Quando arriveremo in cima potrai vedere il paese dall’alto e saprai perché i
briganti l’hanno costruito in questa valle. Per noi di Panduri il vostro paese
è la terra dei briganti, maledetta da un vescovo. - Dov’è Panduri? - Al di là del Calvario. Da Panduri si
vede il punto dove si uniscono il cielo e il mare. Qualche giorno ti porterò
con me e da casa mia potrai guardare lontano lontano e vedere tutti i paesi
della marina. Quando sarai grande, anche tu prenderai la corriera: uscirai da
questa valle maledetta e conoscerai tanti posti belli e tante città. Ma prima
devi imparare a leggere e a scrivere, perché tutti quelli che sanno leggere e
scrivere possono andare in giro senza la paura di perdersi; in settimana andrai
da donna Bice, dopo, a scuola, andrai a Roma. Il sole, il cielo, gli alberi, le
rondini, i giochi dei bambini, il fruscio della pialla, il tintinnio del
martello sull’incudine, il canto romantico del barbiere, l’odore degli
eucalipti e delle acacie, i passi svelti delle donne vestite di nero, il
campanello delle mandrie di pecore e di capre, l’odore del pesce stocco, il
dondolio dei carri, i richiami delle mamme, gli sguardi diffidenti dei vecchi,
il ritmo dei telai, i panni stesi ai balconi come bandiera, la lenta melodia
dell’armonica a bocca del vecchio garibaldino cieco, le bestemmie di Rocco il
calzolaio, il parlare ieratico dei vecchi massari, il rumore della fiumara.
Mattina d’aprile. Fu sua sorella Cata che ebbe l’onore,
quella mattina, di accompagnarlo, dopo che suo padre lo passò in rassegna dalla
testa ai piedi, facendogli le ultime raccomandazioni. Palì
si sentiva al centro dell’universo ed era felice non perché, finalmente, poteva
uscire di casa ogni giorno o perché poteva vantarsi, con gli altri, di “andare”

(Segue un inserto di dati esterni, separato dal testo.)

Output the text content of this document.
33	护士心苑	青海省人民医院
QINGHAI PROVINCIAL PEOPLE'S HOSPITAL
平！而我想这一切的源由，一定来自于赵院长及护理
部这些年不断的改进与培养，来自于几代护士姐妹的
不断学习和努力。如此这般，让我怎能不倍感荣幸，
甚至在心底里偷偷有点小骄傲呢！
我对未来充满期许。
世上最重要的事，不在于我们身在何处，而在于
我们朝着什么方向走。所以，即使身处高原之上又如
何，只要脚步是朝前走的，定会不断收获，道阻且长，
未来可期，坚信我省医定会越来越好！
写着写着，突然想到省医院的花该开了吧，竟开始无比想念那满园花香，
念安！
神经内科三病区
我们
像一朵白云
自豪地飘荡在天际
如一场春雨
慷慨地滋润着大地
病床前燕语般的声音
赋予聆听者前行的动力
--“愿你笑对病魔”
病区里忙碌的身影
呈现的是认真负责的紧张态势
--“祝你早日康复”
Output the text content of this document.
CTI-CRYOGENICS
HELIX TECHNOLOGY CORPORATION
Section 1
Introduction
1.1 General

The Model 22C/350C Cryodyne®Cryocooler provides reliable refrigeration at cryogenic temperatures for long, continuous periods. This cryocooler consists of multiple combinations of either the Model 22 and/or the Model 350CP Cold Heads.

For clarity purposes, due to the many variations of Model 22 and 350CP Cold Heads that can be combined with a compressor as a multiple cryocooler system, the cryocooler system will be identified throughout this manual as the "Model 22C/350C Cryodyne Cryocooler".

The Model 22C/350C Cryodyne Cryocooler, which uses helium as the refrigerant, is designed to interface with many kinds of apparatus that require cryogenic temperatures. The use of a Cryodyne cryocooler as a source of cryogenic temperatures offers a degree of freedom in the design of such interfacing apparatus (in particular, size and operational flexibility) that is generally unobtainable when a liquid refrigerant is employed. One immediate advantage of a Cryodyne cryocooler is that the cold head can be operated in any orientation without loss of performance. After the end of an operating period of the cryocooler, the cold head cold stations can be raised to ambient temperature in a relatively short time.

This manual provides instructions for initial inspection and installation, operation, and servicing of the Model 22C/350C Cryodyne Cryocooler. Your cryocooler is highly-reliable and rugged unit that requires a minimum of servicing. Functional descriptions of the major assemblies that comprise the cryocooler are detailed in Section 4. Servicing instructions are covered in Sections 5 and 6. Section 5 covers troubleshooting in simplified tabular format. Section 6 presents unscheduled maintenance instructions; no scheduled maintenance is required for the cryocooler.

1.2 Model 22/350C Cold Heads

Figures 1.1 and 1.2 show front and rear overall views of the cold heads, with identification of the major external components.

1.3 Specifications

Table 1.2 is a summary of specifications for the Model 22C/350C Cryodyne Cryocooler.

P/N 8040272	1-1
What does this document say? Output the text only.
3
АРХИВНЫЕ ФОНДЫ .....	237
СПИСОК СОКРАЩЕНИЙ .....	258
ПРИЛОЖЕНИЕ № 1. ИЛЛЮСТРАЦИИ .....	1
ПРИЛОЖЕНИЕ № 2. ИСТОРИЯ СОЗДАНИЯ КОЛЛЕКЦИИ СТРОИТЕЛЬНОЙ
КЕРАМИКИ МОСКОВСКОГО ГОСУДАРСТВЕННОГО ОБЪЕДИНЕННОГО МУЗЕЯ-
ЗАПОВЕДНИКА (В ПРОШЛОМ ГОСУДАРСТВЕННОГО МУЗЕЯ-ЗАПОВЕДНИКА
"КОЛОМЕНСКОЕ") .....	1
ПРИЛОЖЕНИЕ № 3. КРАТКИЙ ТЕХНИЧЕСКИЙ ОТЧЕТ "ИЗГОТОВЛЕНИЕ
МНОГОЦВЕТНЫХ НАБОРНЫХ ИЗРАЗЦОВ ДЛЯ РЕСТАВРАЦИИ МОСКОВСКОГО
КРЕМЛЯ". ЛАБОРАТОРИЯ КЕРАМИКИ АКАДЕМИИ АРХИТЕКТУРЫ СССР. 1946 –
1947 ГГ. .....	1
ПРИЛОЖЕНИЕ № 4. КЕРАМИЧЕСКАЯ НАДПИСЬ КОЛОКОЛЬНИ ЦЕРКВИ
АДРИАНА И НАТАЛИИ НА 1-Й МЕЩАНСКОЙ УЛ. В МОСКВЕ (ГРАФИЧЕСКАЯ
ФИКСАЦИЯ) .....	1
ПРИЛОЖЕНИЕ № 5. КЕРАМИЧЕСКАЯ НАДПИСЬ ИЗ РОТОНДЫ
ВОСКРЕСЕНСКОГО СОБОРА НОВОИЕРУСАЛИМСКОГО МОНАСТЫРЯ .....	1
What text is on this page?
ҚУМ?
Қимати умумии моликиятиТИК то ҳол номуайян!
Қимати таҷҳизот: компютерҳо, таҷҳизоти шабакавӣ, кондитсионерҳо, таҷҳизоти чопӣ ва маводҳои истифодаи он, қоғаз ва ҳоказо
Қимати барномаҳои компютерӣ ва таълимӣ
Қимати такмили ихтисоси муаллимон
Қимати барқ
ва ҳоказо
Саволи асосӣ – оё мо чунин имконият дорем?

da donna Bice. Avvertiva, forse, dentro di sé, che
iniziava a percorrere il lungo viale che lo avrebbe portato alla vecchiaia, al
tempo in cui avrebbe potuto vedere, il primo venerdì di novembre, a mezzanotte,
la processione dei morti.
Nota a cura di Rosalba:
Il giorno 31 maggio 1883, Giuseppe Caruso, mugnaio, registrò la nascita della sua seconda figlia, Giuseppa Caruso nata da sua moglie, Maria Strangio, nella loro casa di via Pandore a Careri. I legami di Giuseppe con Platì erano forti: lui vi era cresciuto anche se nato a Sant’Eufemia, a Platì vivevano i suoi genitori Antonino e Caterina Marafioti insieme alle due sorelle. Infatti, Giuseppa fu battezzata a Platì, ma visse a Careri fino al matrimonio con Francesco Miceli il 13 dicembre 1906. Francesco, di Platì, aveva dieci anni più di lei, era vedovo ed aveva un figlio. Francesco era macellaio e abitava in via San Pasquale. Giuseppa, detta Peppina, visse in quella casa fino alla sua morte avvenuta il 16 ottobre del 1977, quando mancavano due mesi al suo 95o compleanno. Dal 1907 al 1929 Peppina generò nove figli: Rosa (1907), Antonino (1909), Maria (1911), Domenico (1914), Cristina (1916), Cristina (1918), Luigi (1921), Pasquale (1924), Caterina (1929). Perse tre dei figli: la prima Cristina di Spagnola, Luigi a seguito delle bruciature causate dalla calce viva in cui era entrato a recuperare un giocattolo, e la seconda Cristina tragicamente scomparsa nel 1970 a seguito di un incidente stradale. Rimase vedova nel 1937. Quasi novantenne viaggiò da sola per andare a trovare la figlia Maria a Massena (NY). Quando morì aveva 24 nipoti e quindici pronipoti.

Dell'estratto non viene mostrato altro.